Lentamente una foglia si stacca da un ramo.
Lentamente le mani incrostate dei morti
s’agitano dalle loro caverne.
Una fiammella rosata è spenta nella mia bocca.
'Skorpio'
00martedì 7 luglio 2009 12:32
Venexia II

Acqua alta, acqua alta,
gabbiano ancorato come il battello di Rimbaud
fra i detriti, sacchi di plastica rigonfi sobbalzano come sugheri
sotto il granitico sguardo austero di Nostra Signora,
Venezia, Serenissima...
Il colpo della marea rode la punta delle scarpe, poi le urta sotto.


Queste sono le acque oscure, musica oscura
che ci terge, che ci svuota
solo per riempirci di gocce
di dolce invisibile pienezza,
note di stupore, note nere per lasciare la vita.

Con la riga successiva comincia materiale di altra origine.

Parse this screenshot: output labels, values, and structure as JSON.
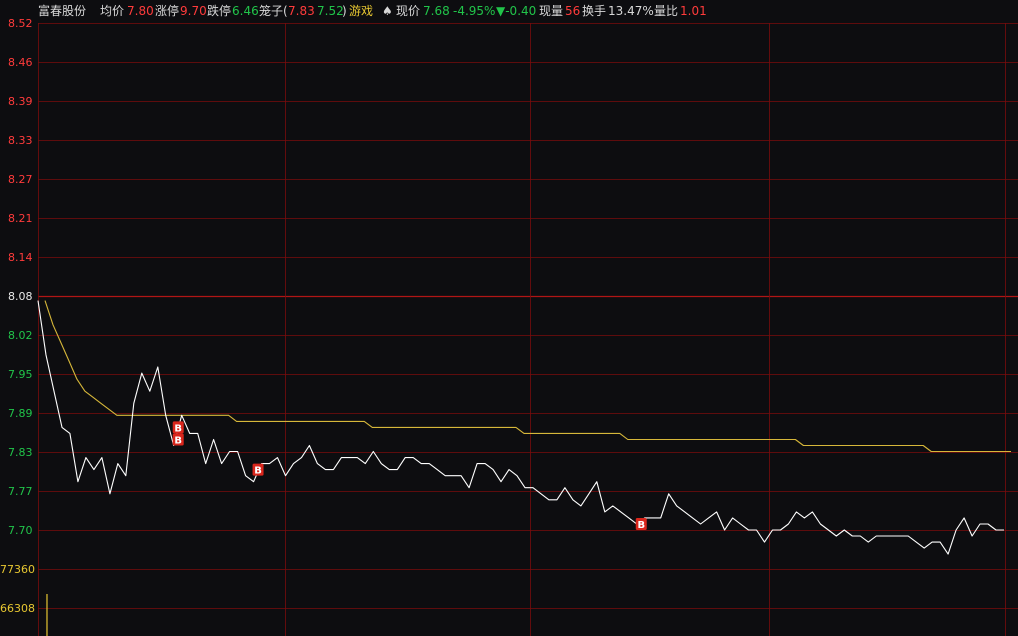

L'Angelo della Morte, corno d'oro e manto dorato,
si culla sulla prua della gondola,
scintillante di pioggia, quieto nella sferza.
Sotto la fatidica data della tempesta,
rifulge nella sua solitudine marina, scivola in splendore.


Oltre la finestra, Rio San Polo s'agita e fa burrasca.
La luce del traghetto
brucia come un'anima del Catar che fa ritorno
sulla stanca marea
che scende gli scalini inverditi della Salute.


Questa è l'ora terminale, la sua campana
rotola da Santa Maria Gloriosa dei Frari,
ultimo anello nella catena della Speculazione,
tirandoci sotto.
Dall'acqua viene, all'acqua va.
'Skorpio'
00martedì 7 luglio 2009 12:41
Pelli



Qualsiasi solco tu scavi nella terra rossa,

a qualsiasi albero appenda le tue luci,

viene il momento

in cui quel che sei è quel che sarai

fino alla fine, a qualunque

preghiera tu risponda – una vita

in margine, bianco della mela, bianco dell’occhio,

per quanto a lungo tu stenda le mani.

Ti guardi indietro e ti guardi indietro. Davanti, in distanza, un grido

stride come gesso su una lavagna.

Fra macerie e pietrame, arenaria o flussi di marea,

vai dove lo spartiacque ti porta,

una parola per volta, sempre

contando i tuoi denari, indossando abiti effimeri.